Climbing oil prices and a cease-fire in Ukraine have made the ruble the best performer globally this year with a 24 percent advance against the dollar. The rally has returned the ruble to its level before the central bank raised interest rates 650 basis points in December to arrest the currency’s collapse.

The dollar declined against all but one of its major peers on concern disappointing economic reports will prompt the Federal Reserve to delay raising interest rates.

The ruble advanced 1.7 percent to 49.1490 against the dollar by 5:47 p.m. in Moscow, heading for the highest closing level since Nov. 27.

The currency’s rebound has slowed the pace of price growth, which soared to the fastest since 2002 in March, allowing policy makers to lower the benchmark borrowing rate by 450 basis points and fueling appetite for the nation’s bonds.

Single-Digit

Five-year government notes rose on Wednesday, sending the yield three basis points lower to 10.90 percent after a 13 basis-point jump the previous day. Russian local-currency debt has handed investors a 45 percent return in dollar terms this year, the most among emerging markets tracked by Bloomberg.

The Finance Ministry sold 15 billion rubles ($306 million) of floating-coupon bonds due January 2020, with demand more than two times what was offered. It sold 4.6 billion rubles of fixed-coupon May 2020 bonds out of 10 billion rubles offered at a 10.92 percent weighted-average yield.

“The ruble has strengthened well yesterday and today, and on top of that, people may be buying on expectations of further rate cuts,” Olga Sterina, an analyst at UralSib Capital, said in e-mailed comments. “The yield may turn single-digit soon.”

This is the first time in 12 auctions the Finance Ministry failed to sell out the offered amount. Given the demand was 13.6 billion rubles, the Ministry may have been reluctant to offer a premium to the secondary market, Sterina said.

‘Border Territory’

Government officials voiced concern in April about the ruble’s gains, while the central bank raised the cost of dollars it provides at repurchase auctions to curb bets on further currency appreciation.

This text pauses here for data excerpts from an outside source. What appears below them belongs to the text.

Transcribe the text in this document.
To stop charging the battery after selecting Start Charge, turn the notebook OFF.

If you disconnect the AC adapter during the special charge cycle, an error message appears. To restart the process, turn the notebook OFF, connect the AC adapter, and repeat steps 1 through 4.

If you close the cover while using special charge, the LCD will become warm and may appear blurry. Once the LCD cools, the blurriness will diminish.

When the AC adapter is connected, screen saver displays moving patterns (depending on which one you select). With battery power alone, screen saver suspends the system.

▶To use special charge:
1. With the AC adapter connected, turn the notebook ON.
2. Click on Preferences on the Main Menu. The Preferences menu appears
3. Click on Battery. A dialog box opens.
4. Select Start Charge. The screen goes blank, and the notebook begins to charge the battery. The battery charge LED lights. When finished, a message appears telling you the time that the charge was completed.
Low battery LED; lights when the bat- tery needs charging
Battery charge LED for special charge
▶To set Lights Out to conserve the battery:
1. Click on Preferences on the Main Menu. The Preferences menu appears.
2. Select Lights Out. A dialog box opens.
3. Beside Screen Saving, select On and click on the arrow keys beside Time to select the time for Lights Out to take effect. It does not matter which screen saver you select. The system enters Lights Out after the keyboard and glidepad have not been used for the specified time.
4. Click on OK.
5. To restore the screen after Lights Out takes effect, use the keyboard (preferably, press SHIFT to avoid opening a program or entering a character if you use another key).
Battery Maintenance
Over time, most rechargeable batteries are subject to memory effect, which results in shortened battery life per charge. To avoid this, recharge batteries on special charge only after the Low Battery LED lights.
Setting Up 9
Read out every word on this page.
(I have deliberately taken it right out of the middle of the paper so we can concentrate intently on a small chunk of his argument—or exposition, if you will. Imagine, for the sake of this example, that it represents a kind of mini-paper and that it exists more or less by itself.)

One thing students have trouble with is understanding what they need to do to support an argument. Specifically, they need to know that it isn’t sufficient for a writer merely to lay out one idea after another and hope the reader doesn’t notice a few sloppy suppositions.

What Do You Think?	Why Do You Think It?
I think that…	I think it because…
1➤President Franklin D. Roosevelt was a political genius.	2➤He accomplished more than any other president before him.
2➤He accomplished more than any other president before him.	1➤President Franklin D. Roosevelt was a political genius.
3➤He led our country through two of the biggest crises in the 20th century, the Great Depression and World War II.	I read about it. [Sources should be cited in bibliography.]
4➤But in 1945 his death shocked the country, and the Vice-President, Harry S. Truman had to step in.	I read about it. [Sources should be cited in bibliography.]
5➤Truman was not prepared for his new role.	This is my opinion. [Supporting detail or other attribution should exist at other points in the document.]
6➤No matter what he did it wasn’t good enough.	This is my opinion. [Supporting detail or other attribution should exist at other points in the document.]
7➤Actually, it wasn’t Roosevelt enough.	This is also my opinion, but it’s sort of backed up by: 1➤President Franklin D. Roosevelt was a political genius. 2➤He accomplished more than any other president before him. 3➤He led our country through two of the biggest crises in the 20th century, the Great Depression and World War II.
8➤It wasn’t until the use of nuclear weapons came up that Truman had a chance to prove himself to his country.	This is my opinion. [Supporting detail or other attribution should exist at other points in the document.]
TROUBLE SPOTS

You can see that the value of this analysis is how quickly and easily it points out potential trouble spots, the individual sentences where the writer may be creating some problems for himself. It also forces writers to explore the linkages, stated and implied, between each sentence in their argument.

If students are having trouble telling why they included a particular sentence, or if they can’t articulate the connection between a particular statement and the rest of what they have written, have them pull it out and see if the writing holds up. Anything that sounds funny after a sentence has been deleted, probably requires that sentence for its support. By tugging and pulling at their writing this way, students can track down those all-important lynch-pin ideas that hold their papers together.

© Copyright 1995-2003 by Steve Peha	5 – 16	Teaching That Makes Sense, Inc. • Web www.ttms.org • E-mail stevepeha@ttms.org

“New verbal interventions and higher rates on foreign currency loans from the central bank are very possible,” Vladimir Miklashevsky, a strategist at Danske Bank A/S in Helsinki, said by e-mail.

Preferred shares of OAO Surgutneftegas jumped 2.8 percent to 38.55 rubles as the benchmark Micex stock index retreated 1 percent to 1,687.10. The oil producer said it’s not in talks to acquire a stake in OAO Rosneft.

OAO Novolipetsk Steel, Russia’s largest steelmaker, dropped 2.5 percent to 70.90 rubles. The European Union imposed tariffs as high as 35.9 percent on electrical steel from the U.S., Russia, Japan, China and South Korea, seeking to curb competition for producers in the EU.